The researchers used atomic force microscopy (AFM) to measure the cortical stiffness of endothelial cells, assessing changes in mechanical properties at aneurysm predilection sites.

Main Results

1. Isolation and Identification of Endothelial Cells

Using the modified “Häutchen method,” the researchers successfully isolated highly purified endothelial cells from different segments of the aorta in healthy mice. RNA-seq analysis revealed significant differences in gene expression profiles between endothelial cells and medial/adventitial cells, further validating the effectiveness of the method.

2. Heterogeneity in Endothelial Cell Gene Expression

The researchers found significant heterogeneity in gene expression among endothelial cells from different segments of the aorta in healthy mice. Specifically, endothelial cells at aneurysm predilection sites (e.g., the ascending aortic arch and abdominal aorta) exhibited upregulation of genes related to extracellular matrix remodeling, angiogenesis, and inflammation.

3. Gene Expression Changes in the AngII ApoE−/− Mouse Model

In the AngII ApoE−/− mouse model, the gene expression patterns of endothelial cells at aneurysm formation sites resembled those at predilection sites in healthy mice. This suggests that the heterogeneity of aortic endothelial cells in healthy mice may determine the location and pathological changes of aneurysm formation.

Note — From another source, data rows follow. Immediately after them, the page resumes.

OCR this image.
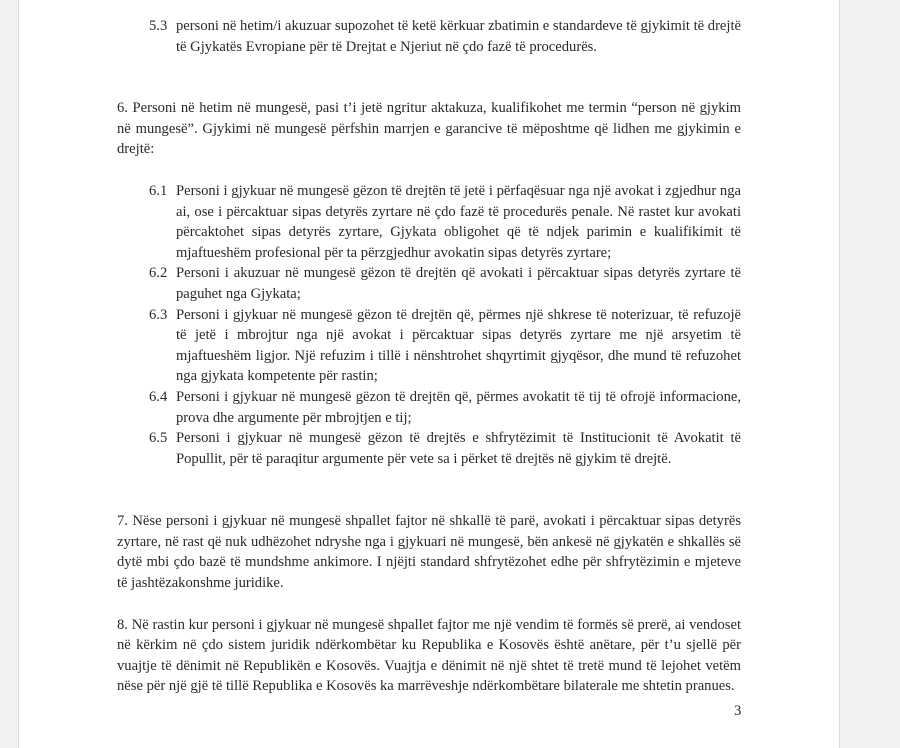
5.3 personi në hetim/i akuzuar supozohet të ketë kërkuar zbatimin e standardeve të gjykimit të drejtë të Gjykatës Evropiane për të Drejtat e Njeriut në çdo fazë të procedurës.

6. Personi në hetim në mungesë, pasi t’i jetë ngritur aktakuza, kualifikohet me termin “person në gjykim në mungesë”. Gjykimi në mungesë përfshin marrjen e garancive të mëposhtme që lidhen me gjykimin e drejtë:

6.1 Personi i gjykuar në mungesë gëzon të drejtën të jetë i përfaqësuar nga një avokat i zgjedhur nga ai, ose i përcaktuar sipas detyrës zyrtare në çdo fazë të procedurës penale. Në rastet kur avokati përcaktohet sipas detyrës zyrtare, Gjykata obligohet që të ndjek parimin e kualifikimit të mjaftueshëm profesional për ta përzgjedhur avokatin sipas detyrës zyrtare;
6.2 Personi i akuzuar në mungesë gëzon të drejtën që avokati i përcaktuar sipas detyrës zyrtare të paguhet nga Gjykata;
6.3 Personi i gjykuar në mungesë gëzon të drejtën që, përmes një shkrese të noterizuar, të refuzojë të jetë i mbrojtur nga një avokat i përcaktuar sipas detyrës zyrtare me një arsyetim të mjaftueshëm ligjor. Një refuzim i tillë i nënshtrohet shqyrtimit gjyqësor, dhe mund të refuzohet nga gjykata kompetente për rastin;
6.4 Personi i gjykuar në mungesë gëzon të drejtën që, përmes avokatit të tij të ofrojë informacione, prova dhe argumente për mbrojtjen e tij;
6.5 Personi i gjykuar në mungesë gëzon të drejtës e shfrytëzimit të Institucionit të Avokatit të Popullit, për të paraqitur argumente për vete sa i përket të drejtës në gjykim të drejtë.

7. Nëse personi i gjykuar në mungesë shpallet fajtor në shkallë të parë, avokati i përcaktuar sipas detyrës zyrtare, në rast që nuk udhëzohet ndryshe nga i gjykuari në mungesë, bën ankesë në gjykatën e shkallës së dytë mbi çdo bazë të mundshme ankimore. I njëjti standard shfrytëzohet edhe për shfrytëzimin e mjeteve të jashtëzakonshme juridike.

8. Në rastin kur personi i gjykuar në mungesë shpallet fajtor me një vendim të formës së prerë, ai vendoset në kërkim në çdo sistem juridik ndërkombëtar ku Republika e Kosovës është anëtare, për t’u sjellë për vuajtje të dënimit në Republikën e Kosovës. Vuajtja e dënimit në një shtet të tretë mund të lejohet vetëm nëse për një gjë të tillë Republika e Kosovës ka marrëveshje ndërkombëtare bilaterale me shtetin pranues.

3
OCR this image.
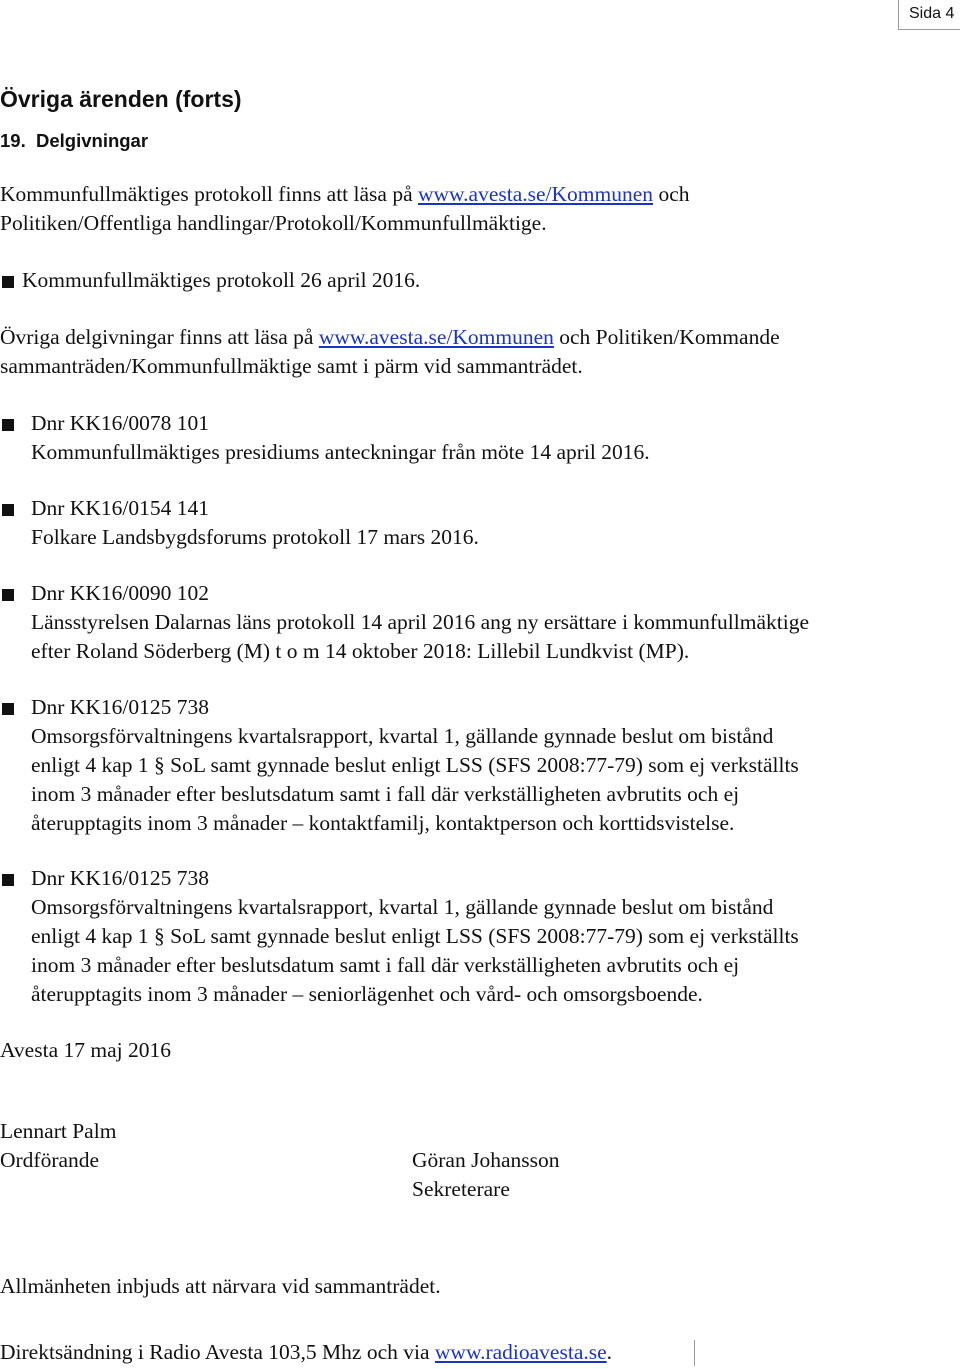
Sida 4
Övriga ärenden (forts)
19. Delgivningar
Kommunfullmäktiges protokoll finns att läsa på www.avesta.se/Kommunen och
Politiken/Offentliga handlingar/Protokoll/Kommunfullmäktige.
Kommunfullmäktiges protokoll 26 april 2016.
Övriga delgivningar finns att läsa på www.avesta.se/Kommunen och Politiken/Kommande
sammanträden/Kommunfullmäktige samt i pärm vid sammanträdet.
Dnr KK16/0078 101
Kommunfullmäktiges presidiums anteckningar från möte 14 april 2016.
Dnr KK16/0154 141
Folkare Landsbygdsforums protokoll 17 mars 2016.
Dnr KK16/0090 102
Länsstyrelsen Dalarnas läns protokoll 14 april 2016 ang ny ersättare i kommunfullmäktige
efter Roland Söderberg (M) t o m 14 oktober 2018: Lillebil Lundkvist (MP).
Dnr KK16/0125 738
Omsorgsförvaltningens kvartalsrapport, kvartal 1, gällande gynnade beslut om bistånd
enligt 4 kap 1 § SoL samt gynnade beslut enligt LSS (SFS 2008:77-79) som ej verkställts
inom 3 månader efter beslutsdatum samt i fall där verkställigheten avbrutits och ej
återupptagits inom 3 månader – kontaktfamilj, kontaktperson och korttidsvistelse.
Dnr KK16/0125 738
Omsorgsförvaltningens kvartalsrapport, kvartal 1, gällande gynnade beslut om bistånd
enligt 4 kap 1 § SoL samt gynnade beslut enligt LSS (SFS 2008:77-79) som ej verkställts
inom 3 månader efter beslutsdatum samt i fall där verkställigheten avbrutits och ej
återupptagits inom 3 månader – seniorlägenhet och vård- och omsorgsboende.
Avesta 17 maj 2016
Lennart Palm
Ordförande	Göran Johansson
Sekreterare
Allmänheten inbjuds att närvara vid sammanträdet.
Direktsändning i Radio Avesta 103,5 Mhz och via www.radioavesta.se.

4. Changes in Endothelial Cell Mechanical Properties

Using AFM, the researchers found that the cortical stiffness of endothelial cells at aneurysm predilection sites was significantly increased, which may be an early sign of endothelial dysfunction.

Conclusion

The study revealed the genetic and functional heterogeneity of aortic endothelial cells at aneurysm predilection sites in healthy mice and suggested that this heterogeneity may determine the location and pathological changes of aneurysm formation. The findings provide new insights into the pathogenesis of aortic aneurysms and offer potential targets for future therapeutic strategies.

Research Highlights

  • Modified “Häutchen Method”: The study developed a modified “Häutchen method” that efficiently isolates endothelial cells from specific segments of the aorta, providing an important tool for studying endothelial cell heterogeneity.
  • Heterogeneity in Endothelial Cell Gene Expression: The study found significant heterogeneity in gene expression among endothelial cells from different segments of the aorta in healthy mice, particularly at aneurysm predilection sites, where endothelial cells exhibited upregulation of genes related to extracellular matrix remodeling, angiogenesis, and inflammation.
  • Validation in the AngII ApoE−/− Mouse Model: In the AngII ApoE−/− mouse model, the gene expression patterns of endothelial cells at aneurysm formation sites resembled those at predilection sites in healthy mice, further validating the importance of endothelial cell heterogeneity in aneurysm formation.
  • Changes in Endothelial Cell Mechanical Properties: The study found that the cortical stiffness of endothelial cells at aneurysm predilection sites was significantly increased, which may be an early sign of endothelial dysfunction, providing a potential basis for early diagnosis of aneurysms.

Research Significance

The study not only revealed the important role of aortic endothelial cells in aneurysm formation but also provided new insights for future therapeutic strategies. Targeting endothelial cell heterogeneity may help prevent or treat aortic aneurysms. Additionally, the modified “Häutchen method” offers an important tool for studying endothelial cell heterogeneity in other vascular diseases.